In honor of St. Croix River Awareness Week, I present an article I wrote that was recently published in Minnesota Trails magazine. Enjoy!
From its twisting and turning headwaters in northwestern Wisconsin to the surprisingly wild channels less than an hour’s drive from the Twin Cities, a paddler could spend a lifetime exploring the St. Croix River and still find surprise without even seeing all of its 150 miles.
It is my goal to acquaint myself with this beautiful river as best as I can. I go to it in spring, summer, autumn and winter; I believe you must explore a river in all seasons to fully appreciate its essential character.
I always go for a paddle shortly after the ice breaks up, eager for the sights and sounds of migrating birds returning home, uncounted numbers singing from every bank, the faint green haze of fresh buds on the trees, and the first delicate wildflowers amongst the detritus on the forest floor.
One year, I paddled the river with my mom for Mother’s Day. Fortunately, the current moved us along at a good pace, because we were frequently distracted from paddling by ornithological observation. For a while, a Bald Eagle led us downriver, flying out of trees overhead as we approached, then disappearing around the next bend, only to repeat the act once we caught up.
Summer is high season on the St. Croix, when the rental canoe businesses send flotillas downriver in jubilant cacophony. It’s not hard to get away from the crowds, though, with just a little effort and adventure.
When you do find a quiet piece of the river, there is no better place to be on a hot, sunny day. My wife, the dog and I slowly drift downstream, stopping to swim where spring-fed creeks enter the river. At these points, where the cold creek water mingles with the warmer water of the river, you can find the temperature that is just right for you.

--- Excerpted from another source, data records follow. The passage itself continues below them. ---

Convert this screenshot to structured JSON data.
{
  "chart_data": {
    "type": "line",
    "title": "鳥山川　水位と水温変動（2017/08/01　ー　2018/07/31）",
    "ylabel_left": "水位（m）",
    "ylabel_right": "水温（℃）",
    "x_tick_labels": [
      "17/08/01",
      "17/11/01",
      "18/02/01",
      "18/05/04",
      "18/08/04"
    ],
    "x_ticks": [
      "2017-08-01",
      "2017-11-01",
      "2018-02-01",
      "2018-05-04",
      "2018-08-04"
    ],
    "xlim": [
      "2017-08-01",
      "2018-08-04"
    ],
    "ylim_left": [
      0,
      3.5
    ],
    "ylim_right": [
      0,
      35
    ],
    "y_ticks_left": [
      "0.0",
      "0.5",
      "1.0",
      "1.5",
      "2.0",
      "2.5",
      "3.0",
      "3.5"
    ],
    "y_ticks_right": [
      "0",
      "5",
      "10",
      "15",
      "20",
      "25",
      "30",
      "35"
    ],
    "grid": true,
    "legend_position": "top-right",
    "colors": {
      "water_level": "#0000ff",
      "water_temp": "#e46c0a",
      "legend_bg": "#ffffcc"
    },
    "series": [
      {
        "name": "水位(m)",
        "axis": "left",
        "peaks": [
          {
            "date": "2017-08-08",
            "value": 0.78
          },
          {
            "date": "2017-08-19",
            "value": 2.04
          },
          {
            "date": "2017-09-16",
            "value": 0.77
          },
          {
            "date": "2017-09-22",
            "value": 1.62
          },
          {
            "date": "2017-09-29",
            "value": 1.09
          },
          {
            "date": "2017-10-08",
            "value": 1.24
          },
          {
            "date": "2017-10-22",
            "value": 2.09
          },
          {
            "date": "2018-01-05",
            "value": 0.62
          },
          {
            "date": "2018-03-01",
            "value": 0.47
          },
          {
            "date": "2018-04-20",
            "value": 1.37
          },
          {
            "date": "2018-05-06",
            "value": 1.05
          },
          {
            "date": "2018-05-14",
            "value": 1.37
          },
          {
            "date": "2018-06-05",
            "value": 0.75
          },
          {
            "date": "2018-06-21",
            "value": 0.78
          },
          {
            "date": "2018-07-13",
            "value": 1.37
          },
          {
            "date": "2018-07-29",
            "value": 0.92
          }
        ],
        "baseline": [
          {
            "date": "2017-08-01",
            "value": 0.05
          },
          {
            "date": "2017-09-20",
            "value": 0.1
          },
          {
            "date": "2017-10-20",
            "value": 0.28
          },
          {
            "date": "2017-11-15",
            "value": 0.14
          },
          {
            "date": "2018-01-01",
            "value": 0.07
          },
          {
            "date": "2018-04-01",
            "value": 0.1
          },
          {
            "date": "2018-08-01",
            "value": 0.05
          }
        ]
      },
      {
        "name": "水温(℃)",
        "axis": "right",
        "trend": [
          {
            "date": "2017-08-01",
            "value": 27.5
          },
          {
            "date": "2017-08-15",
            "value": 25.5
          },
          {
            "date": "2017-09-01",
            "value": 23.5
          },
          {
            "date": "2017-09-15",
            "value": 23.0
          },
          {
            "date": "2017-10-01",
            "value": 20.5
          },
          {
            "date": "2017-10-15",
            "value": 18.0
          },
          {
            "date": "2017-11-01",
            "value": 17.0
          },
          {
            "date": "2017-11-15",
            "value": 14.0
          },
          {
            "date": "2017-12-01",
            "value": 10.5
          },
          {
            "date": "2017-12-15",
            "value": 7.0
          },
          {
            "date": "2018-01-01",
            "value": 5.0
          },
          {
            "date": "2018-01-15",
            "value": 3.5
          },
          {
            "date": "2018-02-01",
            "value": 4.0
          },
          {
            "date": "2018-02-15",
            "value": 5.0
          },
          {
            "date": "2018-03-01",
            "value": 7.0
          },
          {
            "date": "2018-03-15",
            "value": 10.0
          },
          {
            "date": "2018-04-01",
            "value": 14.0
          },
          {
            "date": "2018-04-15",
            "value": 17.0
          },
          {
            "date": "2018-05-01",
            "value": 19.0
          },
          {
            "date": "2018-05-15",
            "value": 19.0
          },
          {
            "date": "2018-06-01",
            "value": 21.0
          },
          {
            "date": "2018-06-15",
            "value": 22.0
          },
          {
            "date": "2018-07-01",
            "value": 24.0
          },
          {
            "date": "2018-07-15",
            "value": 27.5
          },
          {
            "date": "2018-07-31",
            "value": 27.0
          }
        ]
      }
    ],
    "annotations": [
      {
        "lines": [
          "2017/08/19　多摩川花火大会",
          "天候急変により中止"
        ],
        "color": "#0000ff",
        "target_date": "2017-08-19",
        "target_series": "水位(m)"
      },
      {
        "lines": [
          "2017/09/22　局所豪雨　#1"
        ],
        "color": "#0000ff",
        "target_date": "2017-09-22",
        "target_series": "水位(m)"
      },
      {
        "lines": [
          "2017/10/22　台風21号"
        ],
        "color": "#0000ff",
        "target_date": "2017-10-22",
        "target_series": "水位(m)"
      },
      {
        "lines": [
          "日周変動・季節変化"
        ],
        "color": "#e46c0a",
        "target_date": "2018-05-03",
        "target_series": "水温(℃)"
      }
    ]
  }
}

Our last paddle of the year is usually in October, when the summer crowds are difficult to imagine. The bold greens of White Pines and cedars stand in stark contrast to a brilliant palette of autumn colors on the bluffs. You might see duck hunters in flat-bottomed boats with a happy dog in the bow, or some late-season anglers, but on a warm, sunny fall day you might also have the river all to yourself.
Yet, the solitude of October is no match for that of January. Then, the river’s life demands an observant eye and an appreciative spirit; if you look, your reward might be a hawk seen soaring above the trees.
Even in the deepest cold of winter, springs seep from the bluffs and spill into the river. One winter day, I snowshoed with friends through deep snow along a spring-fed creek just above where it entered the river. We marveled at the abundant green of watercress growing in a few inches of water, even though temperatures the week before had been 20 degrees below zero.
The creek ran through a campsite I knew only from warmer seasons. I had often camped or stopped there for lunch, like I reckoned people had been doing for a long time. Standing there in snowshoes and winter layers, my mind drifted to memories of muggy summer afternoons when I had dunked my head in a pool of cold, clear creek water right next to the site’s picnic table.
Today, I didn’t dunk my head. We sat on snowy logs and ate sandwiches as the water went on tumbling over rocks toward the frozen river.